Il sortit de la chambre en traînant les pieds, embarqué par Grace d’une main ferme.
« Qu’est-ce qu’il y a, papa ? demanda Laurie une fois que son fils se fut éloigné.
– C’était l’inspecteur Reilly qui appelait. Il y a eu une fusillade chez Martin Collins. Steve Roman est mort – il s’est tiré une balle. Il a laissé un mot où il confesse à la fois l’agression de Jerry et le meurtre de Lydia Levitt. C’est bien ce qu’on pensait, il espionnait pour le compte de Collins, d’abord Nicole et ensuite il a voulu s’informer de ce qu’elle avait dit aux autres.
– Collins était présent ? demanda Laurie.

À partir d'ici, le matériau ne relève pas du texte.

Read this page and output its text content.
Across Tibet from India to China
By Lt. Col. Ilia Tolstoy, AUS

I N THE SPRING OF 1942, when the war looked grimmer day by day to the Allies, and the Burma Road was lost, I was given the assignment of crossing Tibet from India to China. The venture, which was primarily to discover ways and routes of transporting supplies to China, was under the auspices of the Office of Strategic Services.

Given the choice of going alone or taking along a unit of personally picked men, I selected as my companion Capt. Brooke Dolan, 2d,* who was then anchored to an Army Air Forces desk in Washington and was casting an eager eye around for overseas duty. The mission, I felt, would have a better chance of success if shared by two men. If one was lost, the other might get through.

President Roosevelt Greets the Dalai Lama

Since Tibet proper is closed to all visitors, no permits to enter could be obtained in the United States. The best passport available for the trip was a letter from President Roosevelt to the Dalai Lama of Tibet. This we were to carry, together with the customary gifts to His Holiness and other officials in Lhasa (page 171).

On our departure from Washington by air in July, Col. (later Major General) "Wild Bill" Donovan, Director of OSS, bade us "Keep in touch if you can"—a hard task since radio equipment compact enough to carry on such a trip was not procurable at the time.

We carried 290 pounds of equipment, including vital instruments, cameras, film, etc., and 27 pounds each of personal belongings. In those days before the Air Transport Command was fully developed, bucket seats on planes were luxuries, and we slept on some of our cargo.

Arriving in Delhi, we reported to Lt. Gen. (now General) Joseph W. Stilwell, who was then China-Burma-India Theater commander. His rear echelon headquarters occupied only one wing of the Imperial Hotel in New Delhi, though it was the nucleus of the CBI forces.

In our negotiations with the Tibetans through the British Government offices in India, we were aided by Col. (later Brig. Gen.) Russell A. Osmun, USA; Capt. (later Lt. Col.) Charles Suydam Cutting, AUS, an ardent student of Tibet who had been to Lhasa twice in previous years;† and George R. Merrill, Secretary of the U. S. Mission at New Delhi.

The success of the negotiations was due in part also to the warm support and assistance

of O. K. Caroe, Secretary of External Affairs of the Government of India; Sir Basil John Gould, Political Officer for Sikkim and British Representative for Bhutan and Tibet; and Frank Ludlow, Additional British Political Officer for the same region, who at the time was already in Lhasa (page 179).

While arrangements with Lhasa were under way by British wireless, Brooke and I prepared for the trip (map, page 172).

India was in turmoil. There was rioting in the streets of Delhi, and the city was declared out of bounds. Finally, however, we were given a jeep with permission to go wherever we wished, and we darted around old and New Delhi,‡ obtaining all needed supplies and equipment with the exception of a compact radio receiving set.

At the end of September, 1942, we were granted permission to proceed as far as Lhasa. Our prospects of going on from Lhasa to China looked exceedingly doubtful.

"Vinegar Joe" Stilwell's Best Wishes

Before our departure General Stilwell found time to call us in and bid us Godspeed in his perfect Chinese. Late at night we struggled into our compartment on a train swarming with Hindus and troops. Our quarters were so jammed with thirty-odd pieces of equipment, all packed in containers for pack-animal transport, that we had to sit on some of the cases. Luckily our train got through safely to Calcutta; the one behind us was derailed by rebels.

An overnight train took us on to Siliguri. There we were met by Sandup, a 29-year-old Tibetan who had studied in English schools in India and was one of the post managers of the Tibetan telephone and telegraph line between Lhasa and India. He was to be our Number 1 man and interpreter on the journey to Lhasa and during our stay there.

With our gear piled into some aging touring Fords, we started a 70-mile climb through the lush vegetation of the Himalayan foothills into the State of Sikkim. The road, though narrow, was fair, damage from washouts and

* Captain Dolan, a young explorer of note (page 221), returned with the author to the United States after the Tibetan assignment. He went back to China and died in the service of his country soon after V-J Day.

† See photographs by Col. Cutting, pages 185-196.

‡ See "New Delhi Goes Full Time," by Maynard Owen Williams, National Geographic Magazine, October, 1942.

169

– Il a reçu deux balles. Steve Roman a essayé de le tuer, mais, apparemment, il devrait s’en sortir. La police a trouvé une collection de vidéos dans la chambre de Collins. Il semblerait que la fillette qu’a vue Nicole il y a vingt ans n’ait pas été sa seule victime. Collins va peut-être en réchapper mais il ne sortira jamais de prison. Et en parlant de vidéo, Reilly m’a dit de te remercier de lui avoir donné ce tuyau sur le bateau de Dwight Cook. En fait, il était entièrement équipé d’un système de surveillance, comme la maison. Une fois de plus, Suspicion rétablit la justice.

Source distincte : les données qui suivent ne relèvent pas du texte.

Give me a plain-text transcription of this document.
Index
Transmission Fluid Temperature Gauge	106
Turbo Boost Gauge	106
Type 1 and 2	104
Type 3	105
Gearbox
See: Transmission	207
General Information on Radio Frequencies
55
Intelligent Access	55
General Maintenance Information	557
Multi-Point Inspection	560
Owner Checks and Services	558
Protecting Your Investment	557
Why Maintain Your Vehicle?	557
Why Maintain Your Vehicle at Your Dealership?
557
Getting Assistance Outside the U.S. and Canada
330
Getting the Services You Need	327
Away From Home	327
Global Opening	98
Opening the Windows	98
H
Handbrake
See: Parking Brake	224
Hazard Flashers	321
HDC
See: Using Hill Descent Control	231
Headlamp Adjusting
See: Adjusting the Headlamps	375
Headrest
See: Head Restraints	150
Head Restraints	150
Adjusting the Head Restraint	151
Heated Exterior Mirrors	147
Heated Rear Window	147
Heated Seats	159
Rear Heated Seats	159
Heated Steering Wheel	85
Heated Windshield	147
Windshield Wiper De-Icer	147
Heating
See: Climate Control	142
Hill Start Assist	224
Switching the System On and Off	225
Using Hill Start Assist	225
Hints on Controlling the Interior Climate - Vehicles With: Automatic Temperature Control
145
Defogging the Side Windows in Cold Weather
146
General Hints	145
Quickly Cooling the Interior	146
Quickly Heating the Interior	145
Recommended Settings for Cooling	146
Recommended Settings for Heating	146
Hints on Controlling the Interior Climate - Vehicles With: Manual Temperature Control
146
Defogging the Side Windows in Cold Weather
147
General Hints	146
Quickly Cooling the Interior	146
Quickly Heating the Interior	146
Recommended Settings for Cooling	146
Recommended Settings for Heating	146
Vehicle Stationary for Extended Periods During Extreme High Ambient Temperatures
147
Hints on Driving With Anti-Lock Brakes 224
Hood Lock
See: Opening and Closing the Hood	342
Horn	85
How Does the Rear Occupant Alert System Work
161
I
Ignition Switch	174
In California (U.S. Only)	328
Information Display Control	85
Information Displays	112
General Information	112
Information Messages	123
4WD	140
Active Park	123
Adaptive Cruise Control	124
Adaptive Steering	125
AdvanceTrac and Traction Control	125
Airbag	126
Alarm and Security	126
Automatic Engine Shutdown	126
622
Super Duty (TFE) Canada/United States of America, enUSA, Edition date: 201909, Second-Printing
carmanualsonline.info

– On y voit ce qui s’est passé le soir où Dwight Cook a été tué ?
– Pas encore. C’est entièrement numérisé et il y a un technicien qui essaie de trouver où les fichiers vidéo ont pu être téléchargés. Tu peux ramener tout le monde avec le 4 × 4, si ça ne te dérange pas, je prends la voiture de location pour retrouver Reilly. Je veux être sûr à cent pour cent qu’il n’y aucun risque pour nous qu’un autre cinglé de l’Église suive l’exemple de Steve Roman. »
Laurie lui certifia qu’il y avait assez de place dans le 4 × 4. Avant de partir, Leo la serra contre lui et lui murmura : « Je suis fier de toi, ma petite fille. »
Quand elle se tourna vers Jerry, il avait les yeux fermés. Il était temps qu’ils partent, eux aussi. Elle l’embrassa doucement sur le front avant de suivre Alex dans le couloir.
Dans l’ascenseur, Laurie resta silencieuse. L’idée qu’ils aient arrêté Collins, un escroc et, pire, un pédophile, la rendait euphorique. Mais elle n’oubliait pas qu’au départ elle avait promis à Rosemary de tout faire pour retrouver le meurtrier de Susan.
Laurie ne pouvait pas imaginer perdre un enfant. Vingt ans après, Rosemary était encore hantée tous les soirs par l’image de sa fille courant à travers la forêt, un pied déchaussé, son collier arraché dans sa lutte acharnée pour échapper à la mort.
Laurie comprit soudain, à l’instant où le ding signalait l’ouverture des portes de l’ascenseur. « Le collier », dit-elle à voix haute.